Estimate of Attenuation Coefficient for Ultrasonic Tissue Characterization Using Time-Varying State-Space Model

The images generated from ultrasound pulse-echo signals have long been used to aid clinical diagnosis. Recently, there has been a growing interest in quantitatively determining the acoustic parameters of the tissue as a means of classification and diagnosis. For example, the frequency-dependent attenuation is known to be correlated with different diseases in the liver. In this paper we introduce a new technique for estimating the attenuation coefficient. The effect of attenuation on an interrogating signal with a gaussian-shaped spectrum can be obtained by studying the Wigner distribution of reflected rf data based on a one-dimensional signal model. We show that under the condition that the attenuation varies linearly with frequency, the spectral mean of the reflected signal decreases linearly with time.

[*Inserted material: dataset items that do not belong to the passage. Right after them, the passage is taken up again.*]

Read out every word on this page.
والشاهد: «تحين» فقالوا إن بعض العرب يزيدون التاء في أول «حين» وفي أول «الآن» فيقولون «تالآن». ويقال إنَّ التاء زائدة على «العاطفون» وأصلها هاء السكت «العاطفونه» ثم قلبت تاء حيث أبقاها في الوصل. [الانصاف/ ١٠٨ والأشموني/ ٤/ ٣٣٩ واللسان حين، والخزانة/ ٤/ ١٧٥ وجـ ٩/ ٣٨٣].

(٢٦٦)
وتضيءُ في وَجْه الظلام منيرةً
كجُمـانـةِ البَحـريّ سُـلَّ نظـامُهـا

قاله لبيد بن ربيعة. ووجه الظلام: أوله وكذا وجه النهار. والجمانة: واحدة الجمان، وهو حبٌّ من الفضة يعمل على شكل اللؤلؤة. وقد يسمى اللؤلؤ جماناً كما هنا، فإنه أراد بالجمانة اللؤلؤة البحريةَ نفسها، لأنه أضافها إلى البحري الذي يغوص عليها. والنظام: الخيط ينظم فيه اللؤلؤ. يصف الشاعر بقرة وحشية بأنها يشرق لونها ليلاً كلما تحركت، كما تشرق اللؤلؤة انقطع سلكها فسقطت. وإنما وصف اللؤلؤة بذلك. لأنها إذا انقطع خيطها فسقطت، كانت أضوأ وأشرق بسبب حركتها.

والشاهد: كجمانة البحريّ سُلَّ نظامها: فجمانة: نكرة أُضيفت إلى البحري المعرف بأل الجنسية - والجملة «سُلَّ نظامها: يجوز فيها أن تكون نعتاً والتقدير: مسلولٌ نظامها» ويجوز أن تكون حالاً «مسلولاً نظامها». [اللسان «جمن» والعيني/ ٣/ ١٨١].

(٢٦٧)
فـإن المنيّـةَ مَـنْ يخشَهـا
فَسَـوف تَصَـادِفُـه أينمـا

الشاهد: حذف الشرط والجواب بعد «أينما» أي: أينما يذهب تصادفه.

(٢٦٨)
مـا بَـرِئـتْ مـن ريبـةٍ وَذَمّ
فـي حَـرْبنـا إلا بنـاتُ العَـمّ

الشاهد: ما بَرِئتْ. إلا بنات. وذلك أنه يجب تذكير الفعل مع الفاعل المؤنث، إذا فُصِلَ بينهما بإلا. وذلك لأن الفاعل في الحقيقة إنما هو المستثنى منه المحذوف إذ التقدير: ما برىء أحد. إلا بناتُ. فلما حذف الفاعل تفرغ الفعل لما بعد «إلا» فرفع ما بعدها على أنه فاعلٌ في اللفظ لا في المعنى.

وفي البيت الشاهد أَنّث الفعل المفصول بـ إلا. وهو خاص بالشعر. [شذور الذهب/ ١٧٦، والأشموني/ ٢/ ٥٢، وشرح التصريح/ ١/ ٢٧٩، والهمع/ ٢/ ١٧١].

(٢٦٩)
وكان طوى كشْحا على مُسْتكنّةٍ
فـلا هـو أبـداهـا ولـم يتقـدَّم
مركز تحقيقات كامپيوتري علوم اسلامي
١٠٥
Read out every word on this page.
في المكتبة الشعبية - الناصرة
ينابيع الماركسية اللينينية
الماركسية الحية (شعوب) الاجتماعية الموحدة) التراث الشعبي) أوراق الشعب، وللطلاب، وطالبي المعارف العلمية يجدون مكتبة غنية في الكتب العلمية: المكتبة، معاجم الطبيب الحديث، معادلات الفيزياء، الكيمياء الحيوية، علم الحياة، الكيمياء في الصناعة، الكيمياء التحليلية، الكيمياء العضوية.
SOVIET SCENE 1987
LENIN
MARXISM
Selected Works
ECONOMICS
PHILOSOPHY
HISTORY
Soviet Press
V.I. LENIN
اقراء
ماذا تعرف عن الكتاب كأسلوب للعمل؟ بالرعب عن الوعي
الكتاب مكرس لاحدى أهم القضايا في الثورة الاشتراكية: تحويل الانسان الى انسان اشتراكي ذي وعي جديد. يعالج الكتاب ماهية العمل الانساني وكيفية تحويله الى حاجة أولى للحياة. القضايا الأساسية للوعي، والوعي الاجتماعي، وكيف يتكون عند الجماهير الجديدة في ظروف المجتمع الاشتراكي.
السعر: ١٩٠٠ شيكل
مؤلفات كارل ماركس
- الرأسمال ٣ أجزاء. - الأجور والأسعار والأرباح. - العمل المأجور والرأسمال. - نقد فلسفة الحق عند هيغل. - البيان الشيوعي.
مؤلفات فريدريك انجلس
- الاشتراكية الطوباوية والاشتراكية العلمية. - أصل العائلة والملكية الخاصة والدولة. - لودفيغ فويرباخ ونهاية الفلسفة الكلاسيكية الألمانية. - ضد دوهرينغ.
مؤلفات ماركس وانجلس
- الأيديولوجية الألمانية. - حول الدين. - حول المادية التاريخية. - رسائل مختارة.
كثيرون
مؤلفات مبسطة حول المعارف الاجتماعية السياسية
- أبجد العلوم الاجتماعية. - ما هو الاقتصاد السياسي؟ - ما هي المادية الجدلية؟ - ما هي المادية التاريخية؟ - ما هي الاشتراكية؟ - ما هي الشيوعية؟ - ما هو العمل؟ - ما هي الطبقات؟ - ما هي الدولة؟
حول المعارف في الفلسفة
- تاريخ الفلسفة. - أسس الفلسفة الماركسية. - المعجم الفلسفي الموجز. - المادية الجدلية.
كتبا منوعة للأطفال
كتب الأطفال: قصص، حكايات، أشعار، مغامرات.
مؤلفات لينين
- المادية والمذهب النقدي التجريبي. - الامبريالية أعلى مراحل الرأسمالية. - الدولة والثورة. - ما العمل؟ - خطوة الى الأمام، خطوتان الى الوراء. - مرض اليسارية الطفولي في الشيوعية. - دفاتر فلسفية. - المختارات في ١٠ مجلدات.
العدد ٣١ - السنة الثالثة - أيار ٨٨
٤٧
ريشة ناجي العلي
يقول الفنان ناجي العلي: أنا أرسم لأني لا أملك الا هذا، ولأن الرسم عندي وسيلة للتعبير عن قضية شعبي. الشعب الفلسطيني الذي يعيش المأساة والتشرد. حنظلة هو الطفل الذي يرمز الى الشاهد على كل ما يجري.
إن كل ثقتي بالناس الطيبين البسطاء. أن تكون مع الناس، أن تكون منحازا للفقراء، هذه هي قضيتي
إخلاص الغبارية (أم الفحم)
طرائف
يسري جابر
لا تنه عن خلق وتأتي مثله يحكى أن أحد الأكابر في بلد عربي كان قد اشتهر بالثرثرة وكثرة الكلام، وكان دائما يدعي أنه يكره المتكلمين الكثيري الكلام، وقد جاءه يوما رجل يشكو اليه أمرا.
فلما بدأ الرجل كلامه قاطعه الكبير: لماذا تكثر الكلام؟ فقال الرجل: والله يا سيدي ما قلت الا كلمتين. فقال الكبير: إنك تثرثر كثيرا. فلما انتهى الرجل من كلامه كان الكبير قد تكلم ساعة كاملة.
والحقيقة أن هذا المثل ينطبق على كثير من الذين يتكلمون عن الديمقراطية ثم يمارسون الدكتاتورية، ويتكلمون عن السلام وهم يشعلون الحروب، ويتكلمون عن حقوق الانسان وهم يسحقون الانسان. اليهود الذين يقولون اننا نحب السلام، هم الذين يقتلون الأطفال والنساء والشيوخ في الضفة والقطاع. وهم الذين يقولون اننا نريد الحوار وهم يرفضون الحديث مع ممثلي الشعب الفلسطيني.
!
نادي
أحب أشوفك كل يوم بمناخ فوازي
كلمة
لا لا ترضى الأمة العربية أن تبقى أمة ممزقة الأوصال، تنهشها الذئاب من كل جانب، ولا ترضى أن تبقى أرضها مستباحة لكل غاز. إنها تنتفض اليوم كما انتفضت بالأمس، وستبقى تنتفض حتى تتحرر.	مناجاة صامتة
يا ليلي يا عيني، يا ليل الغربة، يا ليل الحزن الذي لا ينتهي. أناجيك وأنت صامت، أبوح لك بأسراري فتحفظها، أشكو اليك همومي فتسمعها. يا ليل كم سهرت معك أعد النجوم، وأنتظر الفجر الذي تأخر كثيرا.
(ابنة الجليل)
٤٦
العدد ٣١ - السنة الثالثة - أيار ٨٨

The estimation algorithm models the pulse-echo signal as the output of a second-order time-varying state-space innovations model driven by white noise. The state coupling matrix A and the output coupling vector C vary with time in a known fashion; moreover, they are also functions of an unknown constant parameter θ. The attenuation coefficient, which is one of the elements of θ, can be estimated directly using a recursive system identification algorithm. The algorithm was verified using both computer-generated synthetic data and in-vivo liver data of known diagnosis. The results show correlation between the estimated parameter and the pathological State Of the tissue.